Kemarin dari awal mereka bertemu, Lian sempat menanyakan Vega tinggal dimana. Vega yang bingung hendak menjawab pun asal bicara.
Dia mengatakan kalau dia juga tinggal di sebuah perkampungan biasa. Ayahnya hanyalah seorang sopir. Vega berbohong karena takut Lian merasa tidak nyaman berteman dengannya yang statusnya berbanding terbalik dengan dirinya.
Vega takut Lian minder dekat dengannya. Jadi karena Lian sebelumnya sempat bercerita dia tinggal di panti asuhan sejak kecil, Vega pun sedikit berbohong tentang identitasnya.
Sedikit. Menurut Vega. Entah bagaimana jika Lian tau nantinya. Vega saat ini tidak memiliki teman. Lian adalah satu-satunya teman yang dia miliki. Jadi dia bertekad untuk merahasiakan ini sampai akhir. Lian tidak boleh mengetahui siapa dia sebenarnya.
***
Vega merogoh saku tasnya, mencari ponselnya dan berniat menghubungi Pak Ujang. Tadi dia memang sengaja menyuruh Pak Ujang menjemputnya sore karena dia ada kelas tambahan. Namun karena kebetulan guru yang akan mengajar berhalangan hadir, akhirnya dia bisa pulang lebih awal.

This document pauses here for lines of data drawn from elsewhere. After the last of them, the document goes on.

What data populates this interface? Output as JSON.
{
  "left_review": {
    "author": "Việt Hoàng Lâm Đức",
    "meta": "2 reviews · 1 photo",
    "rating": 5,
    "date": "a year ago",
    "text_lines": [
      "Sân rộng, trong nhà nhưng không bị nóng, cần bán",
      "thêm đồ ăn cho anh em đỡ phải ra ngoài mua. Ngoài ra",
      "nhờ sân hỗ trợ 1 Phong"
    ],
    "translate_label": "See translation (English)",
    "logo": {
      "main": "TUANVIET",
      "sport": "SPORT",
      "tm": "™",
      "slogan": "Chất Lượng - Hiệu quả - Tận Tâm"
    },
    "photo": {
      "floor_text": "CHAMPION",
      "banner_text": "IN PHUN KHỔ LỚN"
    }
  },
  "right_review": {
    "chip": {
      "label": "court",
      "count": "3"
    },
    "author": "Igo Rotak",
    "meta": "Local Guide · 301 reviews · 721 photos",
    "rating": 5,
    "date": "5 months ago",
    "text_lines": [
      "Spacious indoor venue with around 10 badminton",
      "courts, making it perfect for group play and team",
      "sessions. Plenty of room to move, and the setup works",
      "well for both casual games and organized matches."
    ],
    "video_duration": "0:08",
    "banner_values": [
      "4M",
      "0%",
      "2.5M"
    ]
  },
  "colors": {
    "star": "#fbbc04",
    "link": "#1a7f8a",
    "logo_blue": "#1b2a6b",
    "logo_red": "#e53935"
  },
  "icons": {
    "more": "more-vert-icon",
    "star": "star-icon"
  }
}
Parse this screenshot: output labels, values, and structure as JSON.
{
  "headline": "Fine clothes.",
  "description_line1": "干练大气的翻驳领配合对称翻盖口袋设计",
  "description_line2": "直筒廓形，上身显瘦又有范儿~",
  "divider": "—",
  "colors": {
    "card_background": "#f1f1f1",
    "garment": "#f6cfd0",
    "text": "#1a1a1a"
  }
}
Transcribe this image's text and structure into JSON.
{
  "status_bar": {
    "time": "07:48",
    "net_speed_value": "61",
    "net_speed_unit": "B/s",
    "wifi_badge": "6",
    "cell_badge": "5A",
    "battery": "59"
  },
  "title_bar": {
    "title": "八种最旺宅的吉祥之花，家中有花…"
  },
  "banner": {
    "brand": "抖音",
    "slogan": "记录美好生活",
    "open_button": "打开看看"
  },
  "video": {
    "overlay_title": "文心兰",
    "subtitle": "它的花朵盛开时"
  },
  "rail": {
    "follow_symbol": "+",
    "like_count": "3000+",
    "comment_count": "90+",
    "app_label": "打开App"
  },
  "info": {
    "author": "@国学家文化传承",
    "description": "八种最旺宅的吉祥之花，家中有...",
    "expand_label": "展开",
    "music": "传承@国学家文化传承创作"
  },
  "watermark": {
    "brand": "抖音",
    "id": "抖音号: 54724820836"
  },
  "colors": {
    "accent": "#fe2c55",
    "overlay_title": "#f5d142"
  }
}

Gadis itu berdecak pelan saat menyadari jika ponselnya tertinggal di kelasnya. Sembari merengut, Vega berjalan kembali ke kelasnya untuk mengambil ponsel miliknya yang tertinggal. Tadi dia lupa memasukkan kembali ponselnya yang dia letakkan di laci karena terlalu bersemangat untuk pulang.
Suasana sekolah sudah mulai sepi. Para siswa sudah banyak yang pulang. Sepertinya Dinda juga sudah pulang dulu. Mengingat Dinda, Vega mendesah pelan. Dia sengaja menjauhi gadis itu, termasuk Lian.
Vega sudah tidak lagi ikut belajar bersama dengan mereka beberapa waktu belakangan. Dia bertekad untuk menjauhi kedua orang itu. Menjauh dari hal-hal yang berpotensi membuatnya sakit hati.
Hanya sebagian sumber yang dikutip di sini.